Le parti de l'opposante birmane Aung San Suu Kyi a obtenu vendredi la majorité absolue au Parlement et sera en mesure de former un gouvernement, d'après les derniers résultats officiels qui ouvrent la voie à un bouleversement historique dans l'ex-Etat paria.
Cinq ans jour pour jour après sa libération de résidence surveillée, la lauréate du prix Nobel de la paix permet à son parti, autrefois interdit, d'accéder aux responsabilités.
Le seuil qui permet à la Ligue nationale pour la démocratie (LND) d'être majoritaire dans les deux chambres, malgré la présence d'un quart de députés militaires non élus, est enfin atteint.
D'après les derniers résultats de la commission électorale, qui n'a pas encore terminé le décompte, la LND a remporté 348 sièges.
"Ce sera vraiment un Parlement dominé par la LND, ils seront capables de faire adopter toutes les lois qu'ils souhaitent et ils n'auront pas à former de coalition", analyse Richard Horsey, expert interrogé par l'AFP.
Ce raz-de-marée pour le parti de Suu Kyi ne laisse que des miettes à ses adversaires, notamment le parti au pouvoir des héritiers de la junte militaire.
Ces héritiers de l'ancien régime resteront toutefois une force politique cruciale dans le pays grâce aux 25% de députés militaires. Mais aussi parce que le chef de l'armée a le pouvoir de nommer certains ministres clés comme celui de l'Intérieur et de la Défense.
Mais l'analyste Richard Horsey estime toutefois que pour cette période de transition, la "dame de Rangoun" devra s'attacher à "garder tout le monde à bord" et être diplomate avec les militaires.
Elle se retrouve néanmoins, pour la première fois, en position de force face à ceux qui l'ont maintenue 15 ans en résidence surveillée. Elle ne pourra pas toutefois devenir présidente en raison d'une Constitution taillée sur mesure contre elle par la junte, qui interdit à toute personne ayant des enfants étrangers de se présenter - les siens ont la nationalité britannique.
Mais elle a déjà prévenu, sans fournir de précisions, qu'elle avait "un plan" et qu'elle serait "au-dessus du président".

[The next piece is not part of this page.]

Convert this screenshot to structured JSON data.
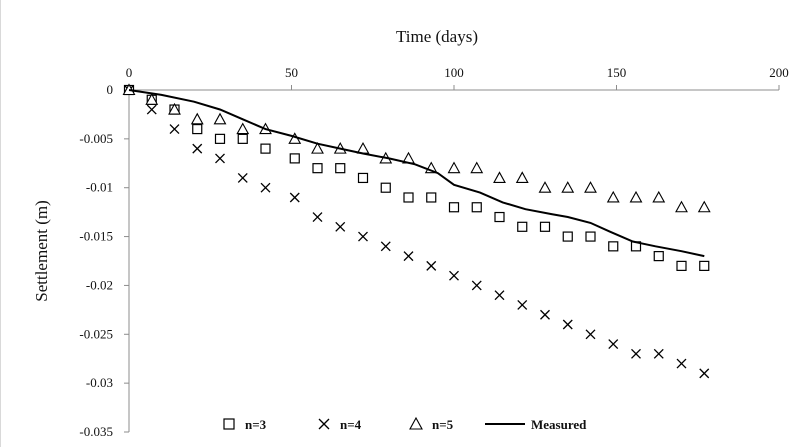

Aung San Suu Kyi a déjà appelé le président birman et le chef de l'armée à des discussions de réconciliation nationale. Elle se rendra lundi à Naypyidaw, la capitale administrative située à cinq heures de route de Rangoun, pour la reprise de la session du Parlement sortant, occasion de négociations en coulisses.
Jusqu'ici les ex-généraux au pouvoir depuis l'autodissolution de la junte en 2011, après des décennies de dictature militaire, ont annoncé qu'ils joueraient le jeu du passage de relais.

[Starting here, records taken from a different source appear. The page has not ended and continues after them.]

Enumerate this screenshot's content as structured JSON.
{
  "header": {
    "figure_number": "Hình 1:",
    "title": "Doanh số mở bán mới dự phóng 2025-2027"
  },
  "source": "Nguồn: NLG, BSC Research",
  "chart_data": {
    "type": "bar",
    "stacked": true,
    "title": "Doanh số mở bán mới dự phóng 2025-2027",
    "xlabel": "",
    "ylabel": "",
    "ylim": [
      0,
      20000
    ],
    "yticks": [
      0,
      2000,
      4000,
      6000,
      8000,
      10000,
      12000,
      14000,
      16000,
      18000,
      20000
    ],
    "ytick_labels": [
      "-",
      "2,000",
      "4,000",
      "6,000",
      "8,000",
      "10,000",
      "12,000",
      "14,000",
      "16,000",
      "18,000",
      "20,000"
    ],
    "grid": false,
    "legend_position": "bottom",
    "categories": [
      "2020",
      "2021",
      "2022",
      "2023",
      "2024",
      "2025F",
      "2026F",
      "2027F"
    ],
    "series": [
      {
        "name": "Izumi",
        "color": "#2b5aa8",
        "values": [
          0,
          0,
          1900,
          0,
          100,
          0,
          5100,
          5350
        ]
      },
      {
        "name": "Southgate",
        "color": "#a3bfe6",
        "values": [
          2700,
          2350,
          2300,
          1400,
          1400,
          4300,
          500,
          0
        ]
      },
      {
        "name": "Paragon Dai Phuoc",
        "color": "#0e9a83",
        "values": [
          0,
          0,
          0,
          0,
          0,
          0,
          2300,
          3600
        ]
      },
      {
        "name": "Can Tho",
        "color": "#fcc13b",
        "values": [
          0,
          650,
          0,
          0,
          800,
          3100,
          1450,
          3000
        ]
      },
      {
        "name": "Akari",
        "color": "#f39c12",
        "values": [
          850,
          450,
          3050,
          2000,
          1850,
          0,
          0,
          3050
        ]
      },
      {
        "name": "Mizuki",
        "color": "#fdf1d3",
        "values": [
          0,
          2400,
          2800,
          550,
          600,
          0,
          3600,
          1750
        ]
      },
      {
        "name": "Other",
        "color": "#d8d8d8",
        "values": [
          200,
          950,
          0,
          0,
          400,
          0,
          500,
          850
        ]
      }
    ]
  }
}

Même la puissante armée birmane s'est dite prête à "coopérer" et le président Thein Sein a félicité Aung San Suu Kyi pour "avoir remporté l'approbation du peuple" lors des premières élections libres depuis 25 ans.
La réaction de l'armée à une écrasante victoire était l'un des principaux motifs d'inquiétude, Aung San Suu Kyi ayant promis de détricoter un système donnant aux militaires un pouvoir politique considérable.
- "Beaucoup de travail" -
"Nous avons demandé l'ouverture d'un dialogue. Ce n'est qu'après ces rencontres que les choses pourront avancer", a déclaré à l'AFP Nyan Win, porte-parole de la LND après l'annonce des derniers résultats.
Dans ce contexte, la stratégie de la LND depuis le vote a été de faire profil bas, pour laisser au gouvernement post-junte le temps d'accepter sa défaite. Pourtant, la foule de ses partisans n'attend que le signal de Mme Suu Kyi pour laisser éclater sa joie, dans un pays où l'émotion suscitée par ces élections est intense mais n'a pas encore pu vraiment s'exprimer, Aung San Suu Kyi ayant donné la consigne d'attendre les résultats définitifs.
Sa victoire a néanmoins déjà été reconnue par de nombreux chef d'Etat. Le président américain Barack Obama, qui a par deux fois lors de voyages officiels en Birmanie rencontré Aung San Suu Kyi, a "salué les efforts et les sacrifices constants" de l'opposante, qui n'a pas pu voir grandir ses deux fils, restés en Angleterre avec leur père.
Une fois l'euphorie de la victoire retombée, la partie sera néanmoins serrée, en raison du poids politique et économique des militaires.
Le secrétaire général de l'ONU Ban Ki-moon, qui l'a félicitée, a également loué "le courage et la vision" du président Thein Sein pour avoir mené des réformes depuis quatre ans, malgré des signes de crispations comme l'arrestation d'étudiants récemment.